На столе особенно помню: 1) смоква, 2) сыр большим куском, 3) паштет из печенки.
Издан один номер «Взял».[89]
Издан «Сборник по теории поэтического языка». Что важно в формальном методе?
Не то, что отдельные части произведения можно назвать разными именами.
Важно то, что мы подошли к искусству производственно. Сказали о нем самом. Рассмотрели его не как отображение. Нашли специфические черты рода. Начали устанавливать основные тенденции формы. Поняли, что в большом плане существует реально однородность законов, оформляющих произведения.
Значит, возможна наука.
Нам нужно было начать с звуков, чтобы оторваться от традиционного материала.
Мнимая иллюстративность, казалось, существовала и здесь.
Говорили о звукоподражании. О нем говорил Белый. Очень подробно.
В первые сборники мы включили статьи Грамона и Ниропа, доказывающие отсутствие непосредственной связи между звуковой и эмоциональной стороной.[90]
Мы взяли звуковую сторону не с эмоциональной, а с технической стороны.
Овощи, на которых варился этот суп, были разнообразны.
Роману Якобсону, переводчику полпредства СССР в Чехословакии
Ты помнишь свой бред в тифу?
Ты бредил, что у тебя пропала голова. Тифозные всегда это утверждают. Ты бредил, что тебя судят за то, что ты изменил науке. И я тебя присуждаю к смерти.
Бредилось дальше, что умер Роман Якобсон, а остался вместо него мальчик на глухой станции. Мальчик не имеет никаких знаний, но он все же Рома. А рукописи Якобсона жгут. Мальчик не может поехать в Москву и спасти их.
Ты живешь в Праге, Роман Якобсон.
Два года нет от тебя писем. И я молчу, как виновный.
Милый друг, книга «Теория прозы» – вышла. Посылаю ее тебе.
Она так и осталась недописанной. Вот так ее и напечатали. Я и ты, мы были, как два поршня в одном цилиндре. Это встречается в жизни паровозов. Тебя отвинтили и держат в Праге, как утварь.[91]
Дорогой Роман! Зачем работать, когда некому рассказать? Я очень скучаю без тебя. Я хожу по редакциям, получаю деньги, работаю в кино и нахожусь все же накануне новой книги.

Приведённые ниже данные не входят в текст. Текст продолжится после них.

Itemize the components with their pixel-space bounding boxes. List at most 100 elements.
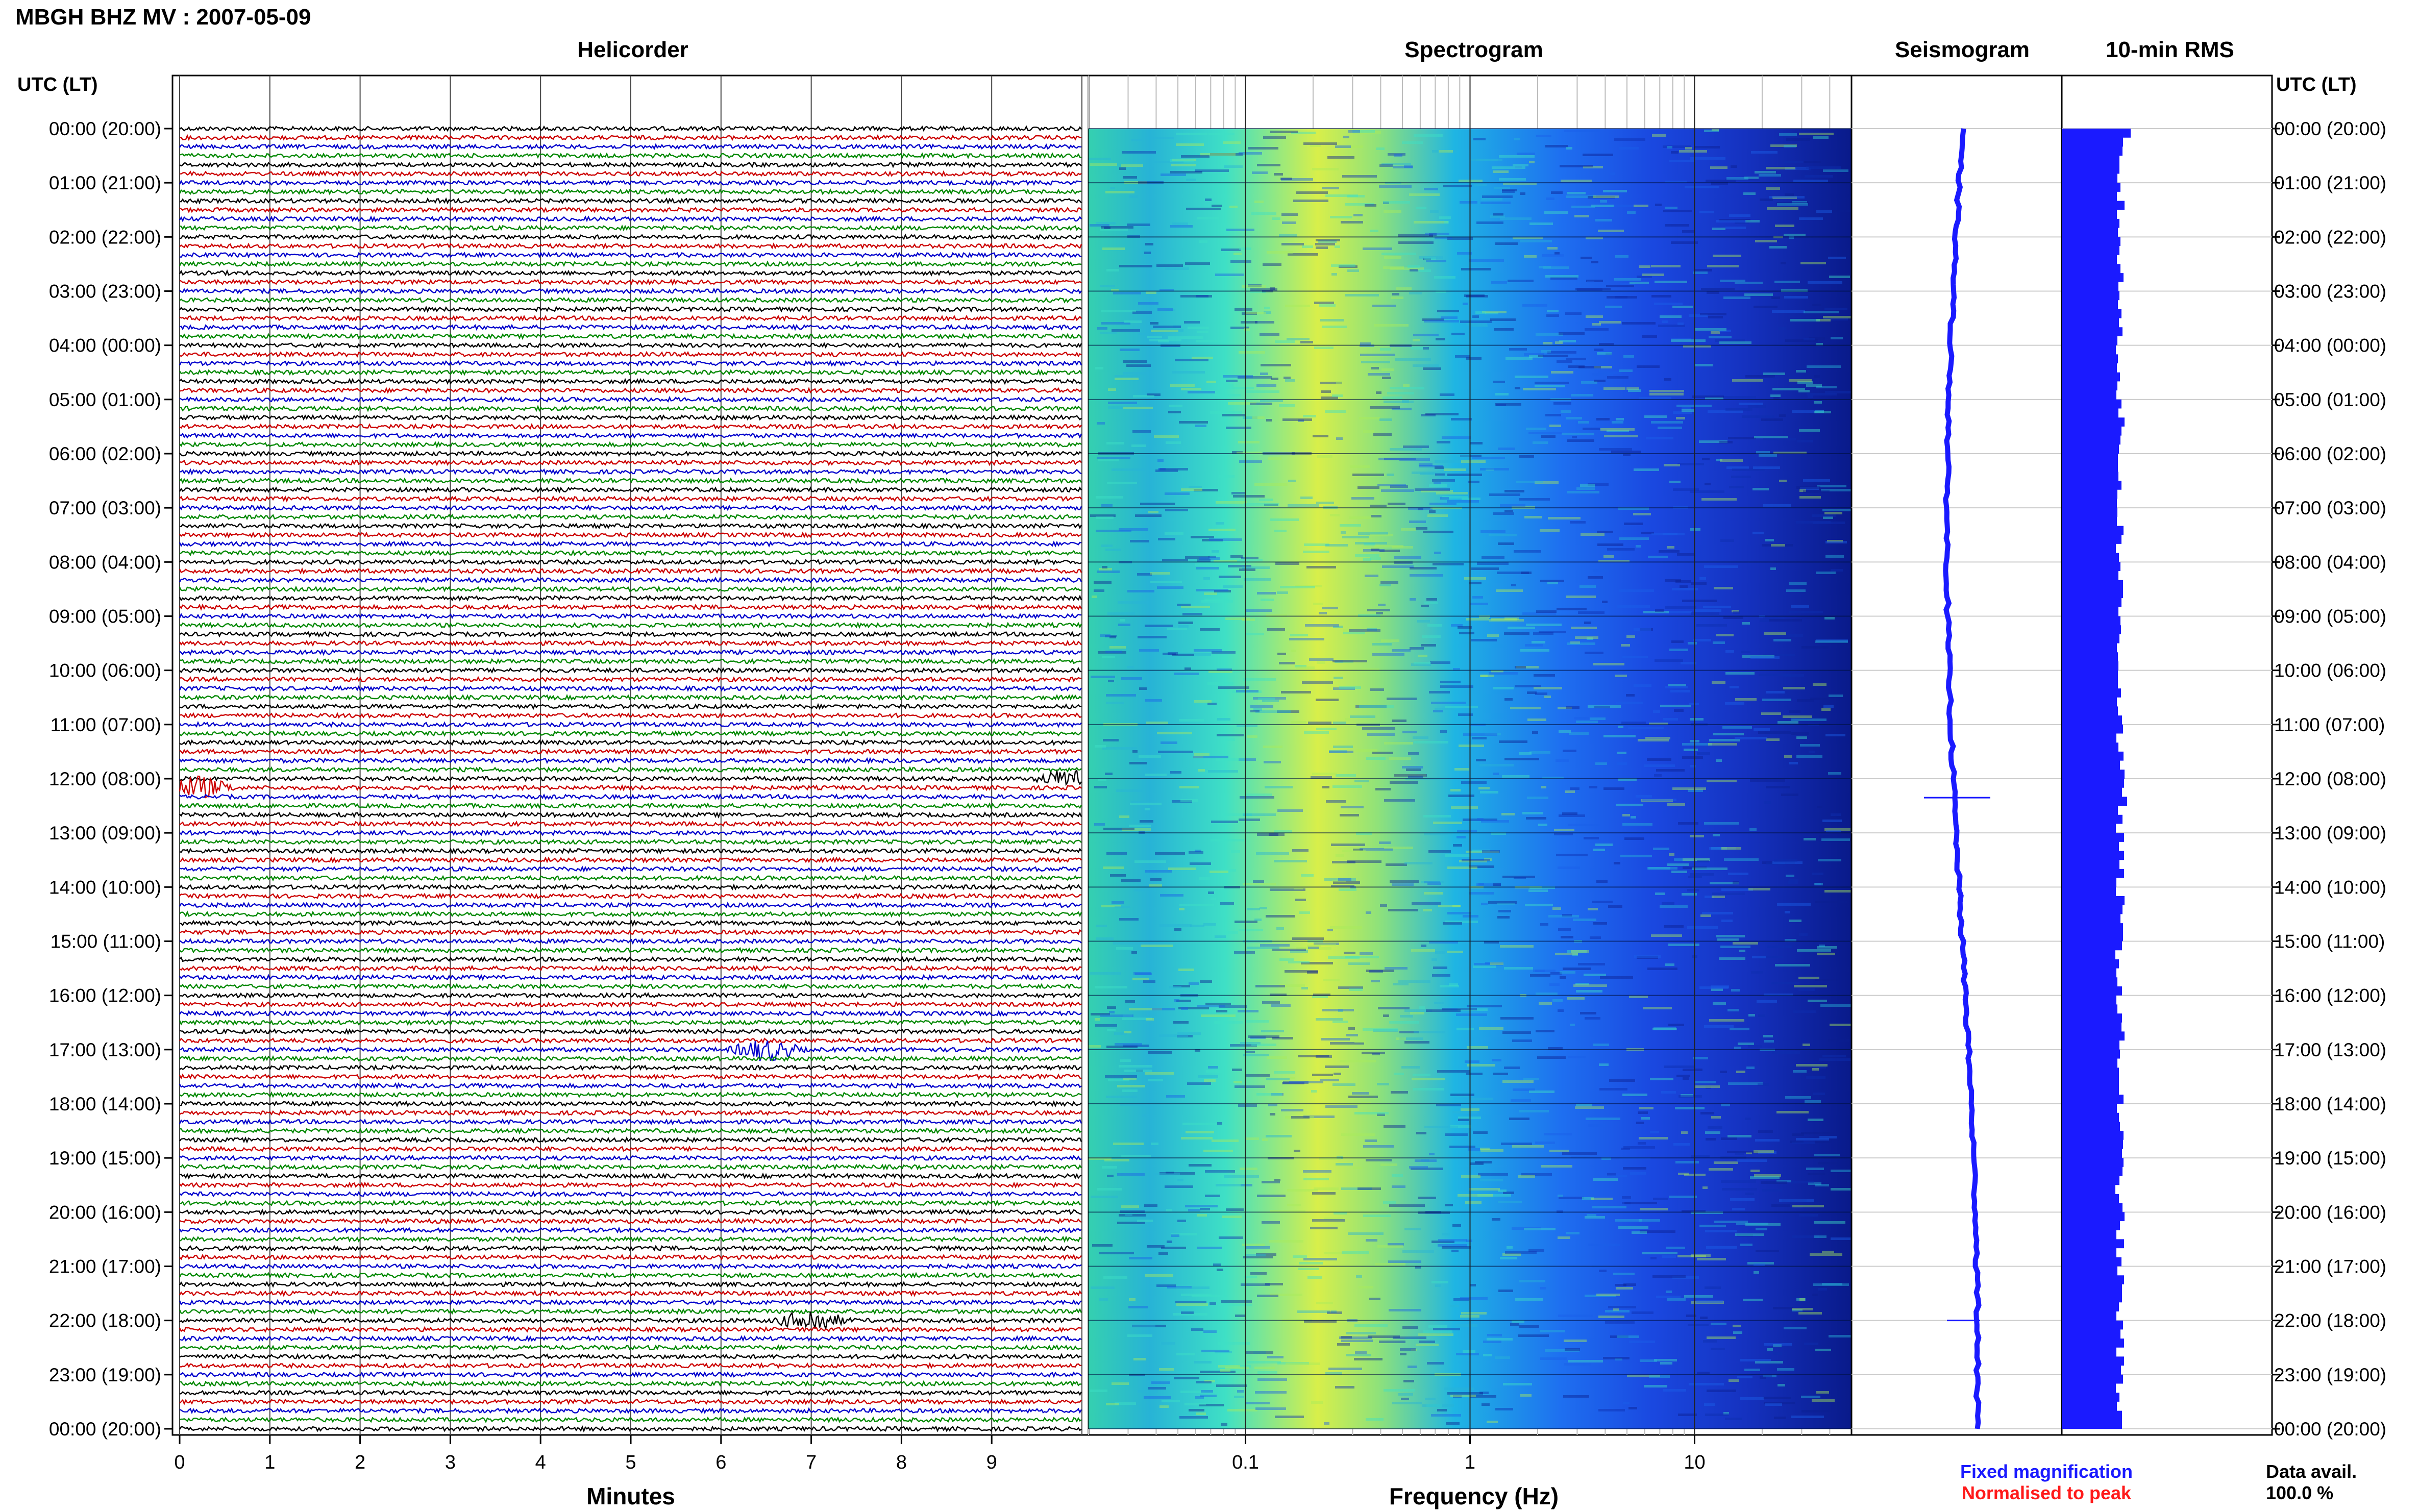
spectrogram-speck — [1557, 608, 1587, 610]
spectrogram-speck — [1421, 605, 1429, 607]
spectrogram-speck — [1264, 311, 1271, 314]
spectrogram-speck — [1253, 708, 1262, 711]
spectrogram-speck — [1650, 1257, 1657, 1259]
spectrogram-speck — [1424, 257, 1436, 260]
spectrogram-speck — [1781, 262, 1786, 264]
spectrogram-speck — [1171, 164, 1196, 166]
spectrogram-speck — [1386, 863, 1407, 866]
spectrogram-speck — [1808, 1173, 1825, 1175]
spectrogram-speck — [1345, 294, 1379, 296]
spectrogram-speck — [1157, 732, 1192, 734]
spectrogram-speck — [1716, 459, 1722, 461]
spectrogram-speck — [1426, 260, 1446, 262]
spectrogram-speck — [1539, 631, 1566, 633]
spectrogram-speck — [1820, 1004, 1854, 1007]
spectrogram-speck — [1502, 1253, 1521, 1256]
spectrogram-speck — [1369, 970, 1383, 973]
spectrogram-speck — [1651, 421, 1683, 424]
spectrogram-speck — [1792, 410, 1824, 413]
spectrogram-speck — [1505, 357, 1533, 360]
helicorder-trace — [179, 1154, 1082, 1161]
spectrogram-speck — [1159, 1368, 1174, 1371]
spectrogram-speck — [1711, 988, 1723, 991]
spectrogram-speck — [1501, 813, 1515, 815]
spectrogram-speck — [1731, 989, 1740, 992]
spectrogram-speck — [1529, 222, 1553, 225]
spectrogram-speck — [1390, 880, 1419, 883]
spectrogram-speck — [1100, 1014, 1133, 1017]
station-title: MBGH BHZ MV : 2007-05-09 — [15, 5, 311, 30]
spectrogram-speck — [1721, 1180, 1756, 1183]
spectrogram-speck — [1655, 609, 1664, 612]
spectrogram-speck — [1361, 1102, 1371, 1104]
spectrogram-speck — [1791, 1416, 1824, 1418]
spectrogram-speck — [1427, 514, 1448, 517]
spectrogram-speck — [1321, 390, 1331, 393]
spectrogram-speck — [1476, 883, 1501, 886]
spectrogram-speck — [1107, 1175, 1114, 1177]
helicorder-trace — [179, 1190, 1082, 1198]
spectrogram-speck — [1195, 169, 1229, 172]
spectrogram-speck — [1480, 1149, 1503, 1152]
spectrogram-speck — [1190, 862, 1211, 865]
helicorder-trace — [179, 1308, 1082, 1315]
spectrogram-speck — [1402, 1250, 1434, 1253]
spectrogram-speck — [1277, 1362, 1309, 1365]
spectrogram-speck — [1114, 1032, 1127, 1035]
spectrogram-speck — [1292, 849, 1309, 852]
spectrogram-speck — [1132, 1325, 1166, 1327]
spectrogram-speck — [1314, 944, 1336, 946]
spectrogram-speck — [1295, 899, 1306, 901]
spectrogram-speck — [1246, 1020, 1269, 1023]
spectrogram-speck — [1700, 914, 1711, 917]
spectrogram-speck — [1782, 1199, 1807, 1202]
spectrogram-speck — [1235, 1315, 1246, 1317]
spectrogram-speck — [1818, 1162, 1840, 1164]
helicorder-trace — [179, 549, 1082, 557]
spectrogram-speck — [1520, 649, 1549, 652]
spectrogram-speck — [1382, 377, 1391, 379]
spectrogram-speck — [1137, 1220, 1153, 1222]
spectrogram-speck — [1700, 1112, 1714, 1114]
spectrogram-speck — [1745, 1118, 1751, 1120]
time-label-right: 20:00 (16:00) — [2274, 1202, 2386, 1223]
spectrogram-speck — [1181, 388, 1201, 390]
spectrogram-speck — [1372, 653, 1404, 656]
spectrogram-speck — [1498, 542, 1514, 545]
spectrogram-speck — [1361, 361, 1390, 363]
spectrogram-speck — [1705, 1131, 1720, 1134]
helicorder-trace — [179, 676, 1082, 683]
spectrogram-speck — [1829, 1335, 1861, 1337]
spectrogram-speck — [1449, 983, 1458, 986]
spectrogram-speck — [1551, 191, 1563, 194]
spectrogram-speck — [1221, 1300, 1252, 1303]
spectrogram-speck — [1655, 204, 1662, 206]
spectrogram-speck — [1095, 745, 1106, 748]
spectrogram-speck — [1360, 952, 1373, 955]
spectrogram-speck — [1642, 274, 1664, 276]
spectrogram-speck — [1168, 336, 1203, 339]
spectrogram-speck — [1166, 1172, 1174, 1174]
utc-label-left: UTC (LT) — [17, 74, 98, 95]
spectrogram-speck — [1458, 713, 1473, 716]
spectrogram-speck — [1707, 291, 1719, 294]
helicorder-trace — [179, 486, 1082, 494]
spectrogram-speck — [1182, 613, 1202, 615]
spectrogram-speck — [1472, 737, 1487, 739]
spectrogram-speck — [1467, 1046, 1488, 1049]
time-label-left: 10:00 (06:00) — [49, 660, 161, 681]
spectrogram-speck — [1131, 801, 1143, 804]
spectrogram-speck — [1717, 938, 1739, 941]
spectrogram-speck — [1763, 1375, 1776, 1377]
frequency-tick-label: 1 — [1465, 1452, 1475, 1473]
spectrogram-speck — [1412, 1078, 1445, 1080]
spectrogram-speck — [1570, 1024, 1575, 1026]
spectrogram-speck — [1242, 312, 1257, 315]
spectrogram-speck — [1400, 1348, 1416, 1351]
spectrogram-speck — [1594, 366, 1612, 368]
spectrogram-speck — [1314, 1187, 1339, 1190]
spectrogram-speck — [1684, 749, 1698, 751]
spectrogram-speck — [1445, 706, 1478, 708]
spectrogram-speck — [1606, 285, 1634, 287]
spectrogram-speck — [1597, 543, 1623, 546]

Ромка, я занимаюсь несвободой писателя. Изучаю несвободу, как гимнастические аппараты. Но здесь на улице есть люди, и пускай я теку, как продырявленная труба, земля, в которой я теку, – своя…
Роман, почему ты мне не пишешь? Я помню Прагу. Фонари, которые мы тушили. Мост, на плату за переход которого у нас не было денег.
Волдаву ‹Влтаву› – реку, тщательно перегороженную и полную моющихся чехов. Чешское пиво в литровых кружках. Кнельдехи, Соню Нейман, Петра Богатырева.
Пивные, в которые мы заходили, пересекая город, в одной пиво и зельтерскую, в другой – сладкий аллаш. Сон на спинке дивана.
Скажи, мы на чем поссорились? Ведь не поссорились.
Птицы держатся за ветку, даже когда спят. Так нужно держаться друг за друга.
Ответь мне – и я тебе отвечу книгой. Как твоя семейная жизнь? Ты знаешь, Рома, семья – это как хорошая еще крепкая машина, которую мир донашивает, – выбросить жалко, но нет смысла заводить заново.
Она не выходит. В ней и муж и жена должны каждый день покрывать дефициты.
Она заполняет дом. Нужно жить между окнами у стаканчиков с серной кислотой.
Ты, Роман, настоящий. Ты хорошо знаешь чешский язык, хорошо знаешь еще много языков. Наукой ты не торгуешь. Ты ее бережешь.
Ты знаешь мой бред. Я не торгую, я танцую наукой. Суди меня, Рома. Но я не лакомлюсь ею, не ношу ее, как галстух, и я тебя, Ромка, сужу.
Тогда, когда мы встретились на диване у Оси, над диваном были стихи Кузмина. Тогда ты был младше меня, и я уговаривал тебя в новую веру. С инерцией своего веса, ты принял ее. Сейчас ты опять академик. Нас мало. Я теряю себя, как меринос теряет свою шерсть на чертополохе.